• Nov 21, 2025

Fragments 2025 Symposium Preview, Fourth Timeslot

Discover four inspiring workshops at the Fragments 2025 Symposium!

The Art of Looking: Seeing As a Start of Critical Thought 

Marloes van der Werf/workshop

Description

This workshop explores how Visual Thinking Strategies (VTS), developed by MoMA, can spark critical thinking in higher education. Discover how to see openly, listen without judgment, and build on each other’s ideas. Through art and Foucault’s writings on parrhesia, we’ll examine what it means to think critically with an open mind. By looking together, listening deeply, and embracing difference as a source of insight rather than division, we uncover new perspectives on thinking and learning. Critical thinking begins not with judgment, but with openness: learning to look differently in order to think differently.

Biography

Marloes van der Werf is a change management consultant, teacher, and philosopher who explores the intersection of reflection, courage, and transformation. Her work focuses on how parrhesia—the practice of speaking truthfully and acting courageously—can serve as a guiding principle for change in organizations and education. Through research, teaching, and publications, she connects philosophical insight with practical action, helping individuals and teams navigate complexity with openness and integrity. Marloes combines academic depth with hands-on experience, inspiring others to approach change not as a process to control, but as a dialogue that requires authenticity, critical thinking, and moral courage.

Art-based cross-innovation: the key to unlearning 

Koen Snoeckx/presentation + reflection

Description 

In this interactive session, discover how artistic practices can foster unlearning: a process of critically rethinking ourselves and our familiar contexts. Explore ways to integrate these methods into higher education and empower students to question dominant systems and imagine alternatives. Participants will also get an exclusive preview of an open-source toolkit (launching early 2026) designed to help educators guide students from all disciplines in challenging the status quo and shaping more conscious, creative futures. 

Biography

Koen Snoeckx is the owner and director of Arteconomy, a Belgium-based organization that integrates artistic practices into policy and innovation. Holding a Master’s in Biochemistry, a Post-Master’s in Journalism, and a Teacher’s Degree, he has nearly 20 years of experience bridging the arts and other sectors. Koen previously worked at R&D centers imec (Leuven) and Holst Centre (Eindhoven), and served as Director of the cultural organization Baltan Laboratories (Eindhoven). Currently, he is also Innovation Manager at Innovatiecampus Geel and founder of the Creative Hub Moktamee in Herentals, Belgium.

The Digital Data Divide 

Sjors Groeneveld/workshop

Description

In this playful yet thought-provoking session, you’ll experience The Digital Data Divide: a festival-style experience based on speculative fiction that begins with choosing a red or blue pill and unfolds through two short films into a dialogue on the increasing collection, use, and reliance on personal data. Together, we’ll explore how data shapes humanness, connection, and control in society. Expect cinematic speculation, meaningful conversation, and fresh perspectives on privacy, technology, and humanity in a data-driven world. Ready to imagine the future? Oh, and before you join: will you take the red pill or blue? 🔴🔵

Biography

Sjors Groeneveld is a principal lecturer at Saxion University of Applied Sciences and a PhD candidate in AI in long-term care at the University of Twente. His research focuses on how healthcare professionals collaborate with AI-driven innovations and how technology shapes human values, relationships, and decision-making in care settings. Beyond academia, Sjors works closely with artists to create immersive, speculative experiences that spark society-wide dialogue on the impact of technology on our lives. Through festivals, public events, and educational settings, he explores how creative, narrative-driven approaches can help us question, imagine, and shape more human-centered technological futures.

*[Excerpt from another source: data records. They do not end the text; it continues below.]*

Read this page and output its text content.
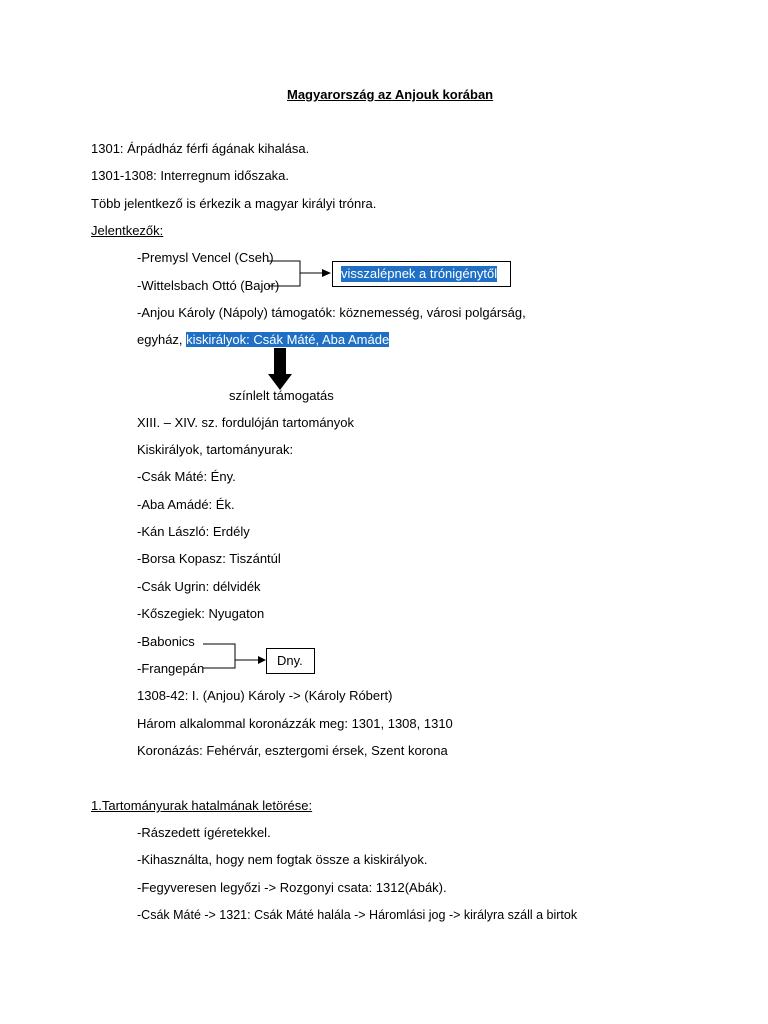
Magyarország az Anjouk korában
1301: Árpádház férfi ágának kihalása.
1301-1308: Interregnum időszaka.
Több jelentkező is érkezik a magyar királyi trónra.
Jelentkezők:
-Premysl Vencel (Cseh)
-Wittelsbach Ottó (Bajor)
-Anjou Károly (Nápoly) támogatók: köznemesség, városi polgárság,
egyház, kiskirályok: Csák Máté, Aba Amáde
visszalépnek a trónigénytől
színlelt támogatás
XIII. – XIV. sz. fordulóján tartományok
Kiskirályok, tartományurak:
-Csák Máté: Ény.
-Aba Amádé: Ék.
-Kán László: Erdély
-Borsa Kopasz: Tiszántúl
-Csák Ugrin: délvidék
-Kőszegiek: Nyugaton
-Babonics
-Frangepán
Dny.
1308-42: I. (Anjou) Károly -> (Károly Róbert)
Három alkalommal koronázzák meg: 1301, 1308, 1310
Koronázás: Fehérvár, esztergomi érsek, Szent korona
1.Tartományurak hatalmának letörése:
-Rászedett ígéretekkel.
-Kihasználta, hogy nem fogtak össze a kiskirályok.
-Fegyveresen legyőzi -> Rozgonyi csata: 1312(Abák).
-Csák Máté -> 1321: Csák Máté halála -> Háromlási jog -> királyra száll a birtok
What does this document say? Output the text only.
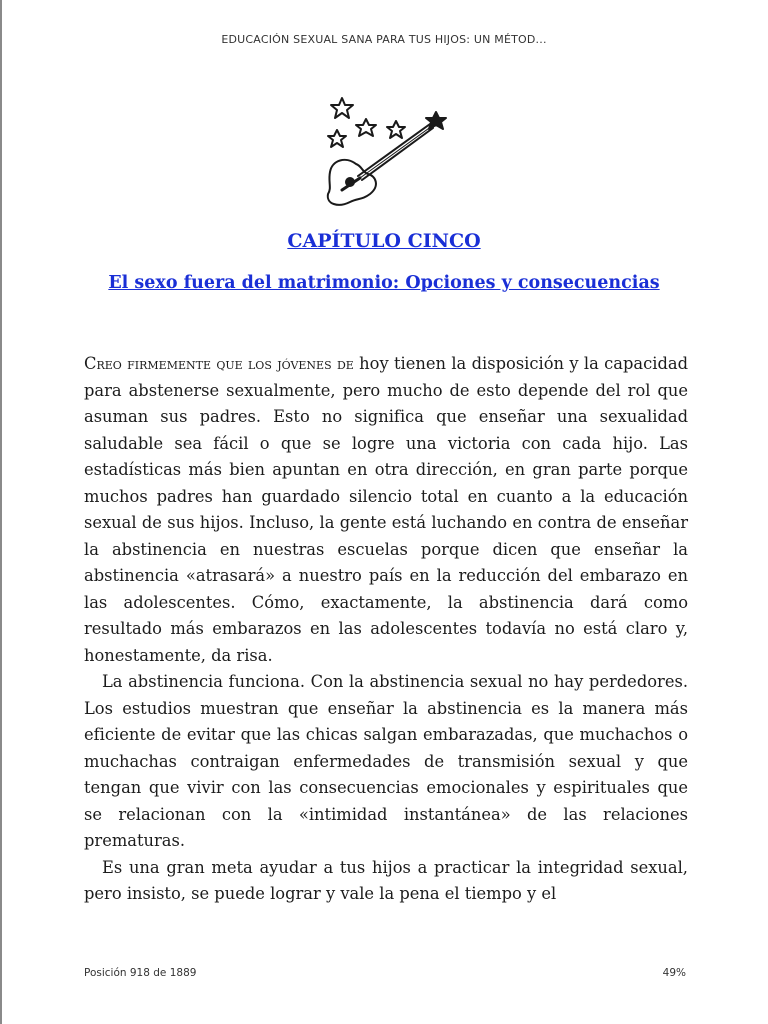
EDUCACIÓN SEXUAL SANA PARA TUS HIJOS: UN MÉTOD...
CAPÍTULO CINCO
El sexo fuera del matrimonio: Opciones y consecuencias

Creo firmemente que los jóvenes de hoy tienen la disposición y la capacidad para abstenerse sexualmente, pero mucho de esto depende del rol que asuman sus padres. Esto no significa que enseñar una sexualidad saludable sea fácil o que se logre una victoria con cada hijo. Las estadísticas más bien apuntan en otra dirección, en gran parte porque muchos padres han guardado silencio total en cuanto a la educación sexual de sus hijos. Incluso, la gente está luchando en contra de enseñar la abstinencia en nuestras escuelas porque dicen que enseñar la abstinencia «atrasará» a nuestro país en la reducción del embarazo en las adolescentes. Cómo, exactamente, la abstinencia dará como resultado más embarazos en las adolescentes todavía no está claro y, honestamente, da risa.

La abstinencia funciona. Con la abstinencia sexual no hay perdedores. Los estudios muestran que enseñar la abstinencia es la manera más eficiente de evitar que las chicas salgan embarazadas, que muchachos o muchachas contraigan enfermedades de transmisión sexual y que tengan que vivir con las consecuencias emocionales y espirituales que se relacionan con la «intimidad instantánea» de las relaciones prematuras.

Es una gran meta ayudar a tus hijos a practicar la integridad sexual, pero insisto, se puede lograr y vale la pena el tiempo y el

Posición 918 de 1889	49%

The intimate impact of technology - an autobiographical narrative. 

Dr. Trijsje Franssen/presentation + reading

Description

My presentation is an appeal to philosophers of technology and engineering to more often integrate first-person stories, narratives, and creative methods in research as well as education. I argue this would make more space for critical reflection, questions of personal experience, embodiment, and existence. In order to explore how this could be done, I will first tell an autobiographical story about the intimate impact of neurotechnology, and second, tell about a pilot course in which my engineering students wrote their own science fiction narrative. I present both cases as potentially useful material in education and research.

Biography

Dr. Trijsje Franssen is a lecturer and post-doc researcher in philosophy of technology. She obtained her PhD in Philosophy at the University of Exeter (UK). A central theme in her research is the human/technology relationship. She focuses on the posthuman, human enhancement, and cyborgs, and particularly on the role of myths, narratives, and (science) fiction in this context. Within this framework, neurotechnology has a special place. She approaches it from an autobiographical viewpoint, being someone with the chronic disease of epilepsy who has experienced deep-brain brain research and brain surgery herself.